Assim, na implantação da casa (quadrado de 10m x 10m), operámos uma série de acções arquitectónicas: a projecção de uma bow-window para a sala de jantar a Norte; a subtracção de um alpendre com esplanada a Sul; o posicionamento do necessário pilar a meio da casa, mas não a meio da sala por via da acção anterior, organizando assim um solário/circulação e a sala de estar.

À parte deste eixo de simetria, a distribuição da luz é ainda mais heterogénea, com uma janela a poente para a área de cozinha e, do lado contrário, apenas o vão para a escada a meio, deixando nichos mais protectores e escuros nos cantos correspondentes.
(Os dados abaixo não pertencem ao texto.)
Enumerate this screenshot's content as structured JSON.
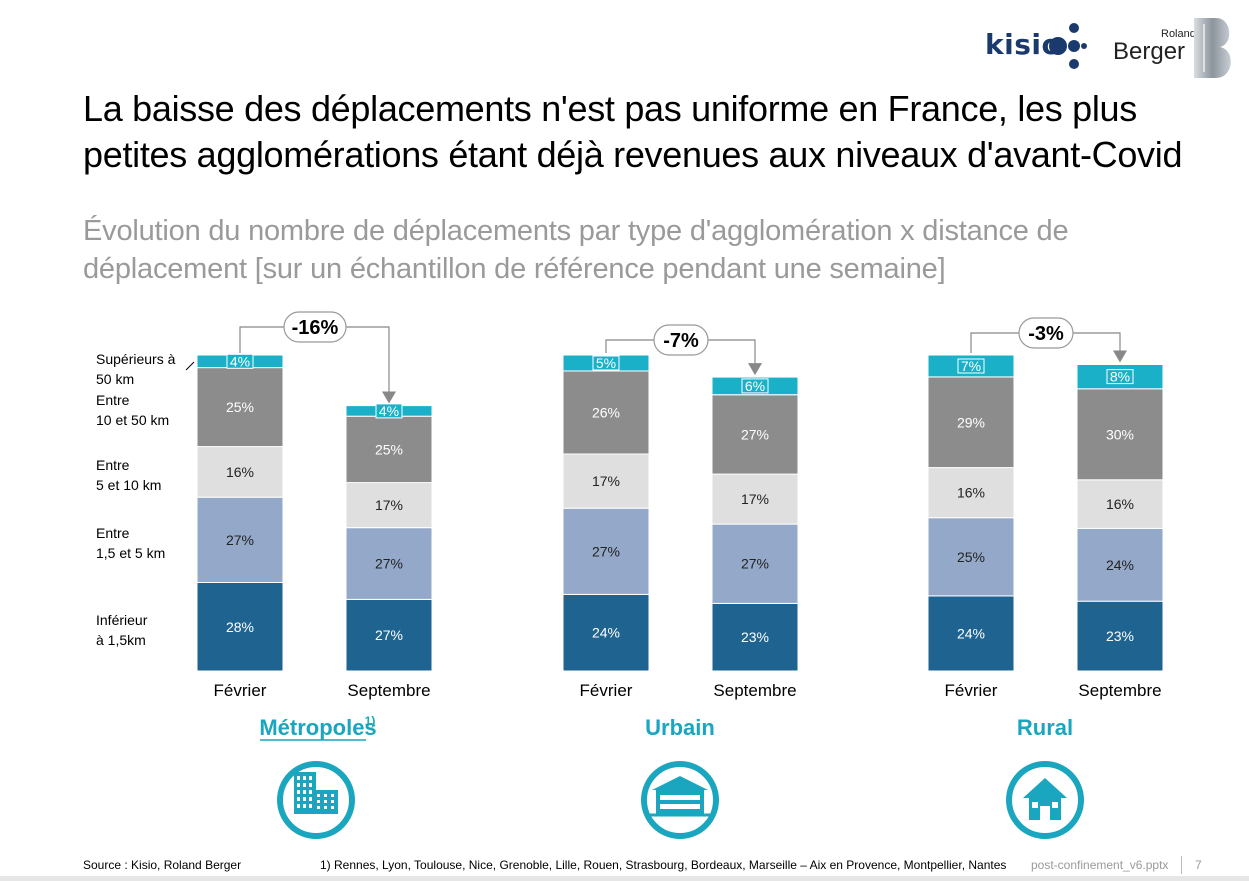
{
  "header": {
    "logo_kisio": "kisio",
    "logo_rb_small": "Roland",
    "logo_rb": "Berger"
  },
  "title_line1": "La baisse des déplacements n'est pas uniforme en France, les plus",
  "title_line2": "petites agglomérations étant déjà revenues aux niveaux d'avant-Covid",
  "subtitle_line1": "Évolution du nombre de déplacements par type d'agglomération x distance de",
  "subtitle_line2": "déplacement [sur un échantillon de référence pendant une semaine]",
  "colors": {
    "segments": [
      "#1f6391",
      "#94a9c9",
      "#dfdfdf",
      "#8c8c8c",
      "#1ab0c8"
    ],
    "label_dark_bg": "#ffffff",
    "label_light_bg": "#222222",
    "group_label": "#1aa6bf",
    "icon_ring": "#1aa6bf"
  },
  "chart_data": {
    "type": "bar",
    "stacked": true,
    "series_names": [
      "Inférieur à 1,5km",
      "Entre 1,5 et 5 km",
      "Entre 5 et 10 km",
      "Entre 10 et 50 km",
      "Supérieurs à 50 km"
    ],
    "legend_lines": [
      [
        "Supérieurs à",
        "50 km"
      ],
      [
        "Entre",
        "10 et 50 km"
      ],
      [
        "Entre",
        "5 et 10 km"
      ],
      [
        "Entre",
        "1,5 et 5 km"
      ],
      [
        "Inférieur",
        "à 1,5km"
      ]
    ],
    "groups": [
      {
        "name": "Métropoles",
        "name_superscript": "1)",
        "change": "-16%",
        "icon": "city-buildings-icon",
        "bars": [
          {
            "label": "Février",
            "total_index": 100,
            "values": [
              28,
              27,
              16,
              25,
              4
            ],
            "labels": [
              "28%",
              "27%",
              "16%",
              "25%",
              "4%"
            ]
          },
          {
            "label": "Septembre",
            "total_index": 84,
            "values": [
              27,
              27,
              17,
              25,
              4
            ],
            "labels": [
              "27%",
              "27%",
              "17%",
              "25%",
              "4%"
            ]
          }
        ]
      },
      {
        "name": "Urbain",
        "name_superscript": "",
        "change": "-7%",
        "icon": "town-house-icon",
        "bars": [
          {
            "label": "Février",
            "total_index": 100,
            "values": [
              24,
              27,
              17,
              26,
              5
            ],
            "labels": [
              "24%",
              "27%",
              "17%",
              "26%",
              "5%"
            ]
          },
          {
            "label": "Septembre",
            "total_index": 93,
            "values": [
              23,
              27,
              17,
              27,
              6
            ],
            "labels": [
              "23%",
              "27%",
              "17%",
              "27%",
              "6%"
            ]
          }
        ]
      },
      {
        "name": "Rural",
        "name_superscript": "",
        "change": "-3%",
        "icon": "home-icon",
        "bars": [
          {
            "label": "Février",
            "total_index": 100,
            "values": [
              24,
              25,
              16,
              29,
              7
            ],
            "labels": [
              "24%",
              "25%",
              "16%",
              "29%",
              "7%"
            ]
          },
          {
            "label": "Septembre",
            "total_index": 97,
            "values": [
              23,
              24,
              16,
              30,
              8
            ],
            "labels": [
              "23%",
              "24%",
              "16%",
              "30%",
              "8%"
            ]
          }
        ]
      }
    ]
  },
  "footer": {
    "source": "Source : Kisio, Roland Berger",
    "note": "1) Rennes, Lyon, Toulouse, Nice, Grenoble, Lille, Rouen, Strasbourg, Bordeaux, Marseille – Aix en Provence, Montpellier, Nantes",
    "file": "post-confinement_v6.pptx",
    "page": "7"
  }
}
Para subirmos para o piso 1, saímos literalmente do quadrado da casa, através da escada que se projecta sobre o terreno como um órgão-máquina. Nesse piso dos quartos, em vez de um normal corredor de acesso, preferimos sobredimensioná-lo, combatendo o “excesso” de exposição social do open-space, e tornando-o num espaço polivalente, com enfoque no grande janelão ao fundo, onde embutimos uma secretária.
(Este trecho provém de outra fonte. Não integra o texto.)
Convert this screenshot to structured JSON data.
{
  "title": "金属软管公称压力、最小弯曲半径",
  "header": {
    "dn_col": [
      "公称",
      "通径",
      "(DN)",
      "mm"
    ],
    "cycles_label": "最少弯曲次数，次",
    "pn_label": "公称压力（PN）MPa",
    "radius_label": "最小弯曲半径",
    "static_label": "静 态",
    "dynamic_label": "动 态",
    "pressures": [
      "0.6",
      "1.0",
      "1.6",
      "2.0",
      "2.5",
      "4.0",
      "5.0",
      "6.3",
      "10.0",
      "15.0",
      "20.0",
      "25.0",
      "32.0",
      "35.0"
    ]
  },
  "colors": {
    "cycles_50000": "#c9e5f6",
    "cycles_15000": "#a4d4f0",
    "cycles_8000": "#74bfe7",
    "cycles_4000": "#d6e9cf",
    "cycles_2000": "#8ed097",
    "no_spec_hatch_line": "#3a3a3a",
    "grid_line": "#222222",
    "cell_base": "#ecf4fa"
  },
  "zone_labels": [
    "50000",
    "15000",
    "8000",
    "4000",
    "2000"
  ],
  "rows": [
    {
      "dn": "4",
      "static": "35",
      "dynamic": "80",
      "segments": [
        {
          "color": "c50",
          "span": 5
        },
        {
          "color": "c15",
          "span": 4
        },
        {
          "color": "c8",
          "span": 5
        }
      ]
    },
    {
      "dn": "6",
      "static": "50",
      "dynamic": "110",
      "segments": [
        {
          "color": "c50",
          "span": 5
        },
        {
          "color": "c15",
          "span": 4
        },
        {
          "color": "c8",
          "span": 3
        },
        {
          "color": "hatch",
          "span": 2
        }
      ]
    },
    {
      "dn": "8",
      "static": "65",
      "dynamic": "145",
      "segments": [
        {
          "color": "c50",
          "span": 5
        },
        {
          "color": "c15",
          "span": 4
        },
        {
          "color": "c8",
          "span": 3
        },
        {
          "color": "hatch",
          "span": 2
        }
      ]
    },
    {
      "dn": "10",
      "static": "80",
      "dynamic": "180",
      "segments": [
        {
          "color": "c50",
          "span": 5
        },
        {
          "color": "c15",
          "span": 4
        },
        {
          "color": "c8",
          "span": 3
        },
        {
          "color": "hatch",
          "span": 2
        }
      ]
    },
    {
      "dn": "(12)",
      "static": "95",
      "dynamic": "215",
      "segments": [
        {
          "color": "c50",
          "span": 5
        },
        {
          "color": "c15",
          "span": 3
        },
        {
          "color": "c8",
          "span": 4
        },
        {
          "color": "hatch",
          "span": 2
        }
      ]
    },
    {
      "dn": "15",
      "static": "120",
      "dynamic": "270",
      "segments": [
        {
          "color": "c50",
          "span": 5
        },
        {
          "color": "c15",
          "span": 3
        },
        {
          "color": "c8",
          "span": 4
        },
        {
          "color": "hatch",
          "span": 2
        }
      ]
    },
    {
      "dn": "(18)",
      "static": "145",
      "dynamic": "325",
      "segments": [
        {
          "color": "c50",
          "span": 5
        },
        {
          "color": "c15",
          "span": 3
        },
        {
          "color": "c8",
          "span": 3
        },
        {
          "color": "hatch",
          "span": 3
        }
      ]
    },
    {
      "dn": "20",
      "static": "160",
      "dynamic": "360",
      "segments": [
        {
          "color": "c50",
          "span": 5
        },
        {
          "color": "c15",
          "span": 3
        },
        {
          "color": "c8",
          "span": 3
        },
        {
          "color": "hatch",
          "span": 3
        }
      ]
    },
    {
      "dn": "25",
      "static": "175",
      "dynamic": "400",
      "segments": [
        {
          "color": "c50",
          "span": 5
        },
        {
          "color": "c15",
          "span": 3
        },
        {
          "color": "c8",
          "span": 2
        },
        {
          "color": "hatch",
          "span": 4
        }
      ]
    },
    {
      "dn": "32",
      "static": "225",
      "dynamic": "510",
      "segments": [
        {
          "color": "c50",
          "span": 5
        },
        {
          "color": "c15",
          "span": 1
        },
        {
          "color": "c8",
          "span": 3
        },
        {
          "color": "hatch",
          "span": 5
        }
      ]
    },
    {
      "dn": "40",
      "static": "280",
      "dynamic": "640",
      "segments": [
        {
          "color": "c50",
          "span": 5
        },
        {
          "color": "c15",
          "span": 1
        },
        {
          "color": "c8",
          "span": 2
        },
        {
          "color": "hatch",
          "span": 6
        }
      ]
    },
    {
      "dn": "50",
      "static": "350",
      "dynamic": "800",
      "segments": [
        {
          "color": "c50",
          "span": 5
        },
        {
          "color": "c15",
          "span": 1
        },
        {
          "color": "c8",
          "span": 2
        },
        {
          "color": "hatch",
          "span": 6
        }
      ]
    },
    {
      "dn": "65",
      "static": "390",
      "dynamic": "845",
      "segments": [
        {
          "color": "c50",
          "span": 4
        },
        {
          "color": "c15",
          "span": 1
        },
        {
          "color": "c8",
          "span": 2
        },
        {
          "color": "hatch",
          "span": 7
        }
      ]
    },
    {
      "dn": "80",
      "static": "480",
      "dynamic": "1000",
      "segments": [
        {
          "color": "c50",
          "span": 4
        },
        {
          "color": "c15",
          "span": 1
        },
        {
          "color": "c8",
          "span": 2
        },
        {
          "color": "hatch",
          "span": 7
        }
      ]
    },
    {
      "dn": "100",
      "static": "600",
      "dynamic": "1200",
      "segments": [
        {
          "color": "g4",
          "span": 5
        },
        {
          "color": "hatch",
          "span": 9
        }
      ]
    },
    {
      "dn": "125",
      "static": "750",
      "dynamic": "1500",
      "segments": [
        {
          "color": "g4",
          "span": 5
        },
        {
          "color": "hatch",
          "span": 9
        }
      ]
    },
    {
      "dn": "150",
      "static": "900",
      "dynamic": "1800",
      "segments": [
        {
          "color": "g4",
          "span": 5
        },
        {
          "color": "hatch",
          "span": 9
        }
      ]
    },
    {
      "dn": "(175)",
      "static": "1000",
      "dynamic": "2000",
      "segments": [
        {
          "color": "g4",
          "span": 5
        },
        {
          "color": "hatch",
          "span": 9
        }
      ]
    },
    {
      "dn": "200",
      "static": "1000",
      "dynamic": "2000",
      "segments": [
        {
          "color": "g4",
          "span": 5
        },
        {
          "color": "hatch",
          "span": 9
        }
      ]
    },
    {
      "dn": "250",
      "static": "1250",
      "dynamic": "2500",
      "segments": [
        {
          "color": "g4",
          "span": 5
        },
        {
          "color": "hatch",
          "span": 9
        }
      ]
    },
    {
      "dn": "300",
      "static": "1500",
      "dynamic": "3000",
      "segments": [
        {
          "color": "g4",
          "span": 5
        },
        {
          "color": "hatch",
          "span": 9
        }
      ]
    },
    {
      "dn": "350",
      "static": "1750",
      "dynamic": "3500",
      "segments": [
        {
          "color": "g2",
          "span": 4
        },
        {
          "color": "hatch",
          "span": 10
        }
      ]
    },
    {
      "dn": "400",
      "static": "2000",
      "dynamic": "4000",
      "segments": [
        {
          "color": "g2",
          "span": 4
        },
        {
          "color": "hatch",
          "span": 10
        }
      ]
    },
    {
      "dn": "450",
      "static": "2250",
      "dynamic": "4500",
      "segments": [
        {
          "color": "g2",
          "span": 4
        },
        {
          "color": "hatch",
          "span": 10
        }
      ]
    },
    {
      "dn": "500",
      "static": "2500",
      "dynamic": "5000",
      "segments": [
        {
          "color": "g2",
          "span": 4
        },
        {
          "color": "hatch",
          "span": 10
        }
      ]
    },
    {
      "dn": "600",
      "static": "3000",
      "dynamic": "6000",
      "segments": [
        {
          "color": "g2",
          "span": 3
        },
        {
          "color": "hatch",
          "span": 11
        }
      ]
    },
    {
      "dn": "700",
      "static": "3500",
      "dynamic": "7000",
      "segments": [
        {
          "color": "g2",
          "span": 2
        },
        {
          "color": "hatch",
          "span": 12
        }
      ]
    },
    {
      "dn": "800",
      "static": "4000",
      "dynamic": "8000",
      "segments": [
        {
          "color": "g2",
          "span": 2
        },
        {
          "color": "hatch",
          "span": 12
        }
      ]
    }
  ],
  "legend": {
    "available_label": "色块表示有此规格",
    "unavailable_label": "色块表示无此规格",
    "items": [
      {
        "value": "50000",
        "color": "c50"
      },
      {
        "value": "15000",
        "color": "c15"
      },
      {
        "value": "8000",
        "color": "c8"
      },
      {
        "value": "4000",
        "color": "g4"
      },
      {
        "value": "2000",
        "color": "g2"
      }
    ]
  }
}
O mobiliário da cozinha também foi concebido a partir da ideia de jogo e kit, com a construção de módulos móveis que encaixam numa estrutura fixa e podem, a qualquer momento, ser desarrumados, rearrumados e reagrupados de outras formas.

Se a ligação entre piso térreo e piso 1 é feita pelo orgão-máquina que é escada, os restantes órgãos ou peças formam a máquina. Poderíamos lembrar o conceito de casa como máquina de habitar, cara ao advento corbusiano do movimento moderno. Mas, neste caso, foi a partir do estabelecimento de uma racionalidade quase palladiana de composição, grelha de suporte ao problema construtivo da madeira, que se procurou atribuir outros valores narrativos ou, se preferirmos, líricos, à vivência do espaço.
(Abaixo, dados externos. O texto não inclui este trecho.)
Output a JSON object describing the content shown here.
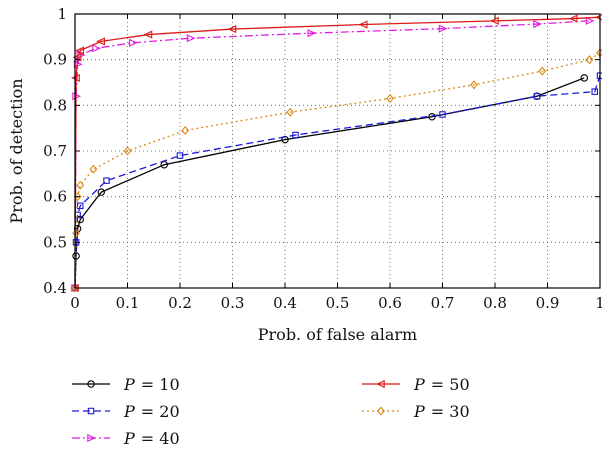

Assim, tal como o usuário do espaço completa, in loco, as intenções do projecto, experimentando essas subversões narrativas que agem sobre a regra, o leitor da máquina lírica de HH aprende a funcionar com o texto, justamente a partir da sua base de programação de geometrias frásicas, combinações e repetições que se revelam operativas com a leitura – utilização subjectiva e aberta da máquina.



Era tudo uma máquina com as letras
lá dentro. E eu vinha cantando
com a minha paisagem negra pela neve.
E isso não acabava nunca mais pelo tempo
fora. Começo a lembrar-me.
Esqueci-te as barbatanas, teus olhos
de peixe, tua coluna
vertebral de peixe, tuas escamas. E vinha
cantando na neve que nunca mais
acabava.

(HELDER, 2014: 195)



Se este é, sem dúvida, um momento crítico para as orientações e caminhos na disciplina da arquitectura, então olhemos para o efeito ampliado da poesia (e não só a de HH) sobre todas as coisas da vida:

“a lâmpada faz com que se veja a própria lâmpada. E também à volta”

(HELDER, 2013: 136)





interior do piso térreo – fotografia de Hugo Barros



(1)- Citação de “Os ritmos” de Apresentação do rosto de Herberto Helder (2020: 60).
(2)- Projecto que desenvolvi no ATELIERDACOSTA, entre 2016 e 2021 (data de término da obra - fase 2).
(3)- Cf.: UFFELEN, Chris van (2023: 24-27).
(4)- “Palavras” aqui entendidas como verbalização de ideias ou argumentos que usamos em arquitectura - primeiro para nós mesmos e depois para todos - para justificar o projecto na sua elaboração.
(5)- Tema mitológico vastamente retratado, foi por mim retomado recentemente, a partir de um quadro de Rubens, numa Cenografia da peça de dança SCHULD de Sara Garcia, em 2021.
(6)- Salienta-se aqui que o poema desmonta ideologias, nunca os espaços em si, patamar terminal do nosso exercício da arquitectura.




Referências bibliográficas

HELDER, Herberto (2020), Apresentação do Rosto, Porto: Porto Editora.
HELDER, Herberto (2014), Poemas Completos, Porto: Porto Editora.
HELDER, Herberto (2013), Photomaton & Vox, Lisboa: Assírio & Alvim.
HELDER, Herberto (2004), Ou o Poema Contínuo, Lisboa: Assírio & Alvim.
HELDER, Herberto (2001), Ou o Poema Contínuo (súmula), Lisboa: Assírio & Alvim.
HELDER, Herberto (1980), Os Passos em Volta, Lisboa: Assírio & Alvim.
HELDER, Herberto (1961), A Colher na Boca, Lisboa: Edições Ática.
UFFELEN, Chris van (2023), Timber Homes: Taking Wood to New Levels Hardcover, Berlim: Braun Publishing.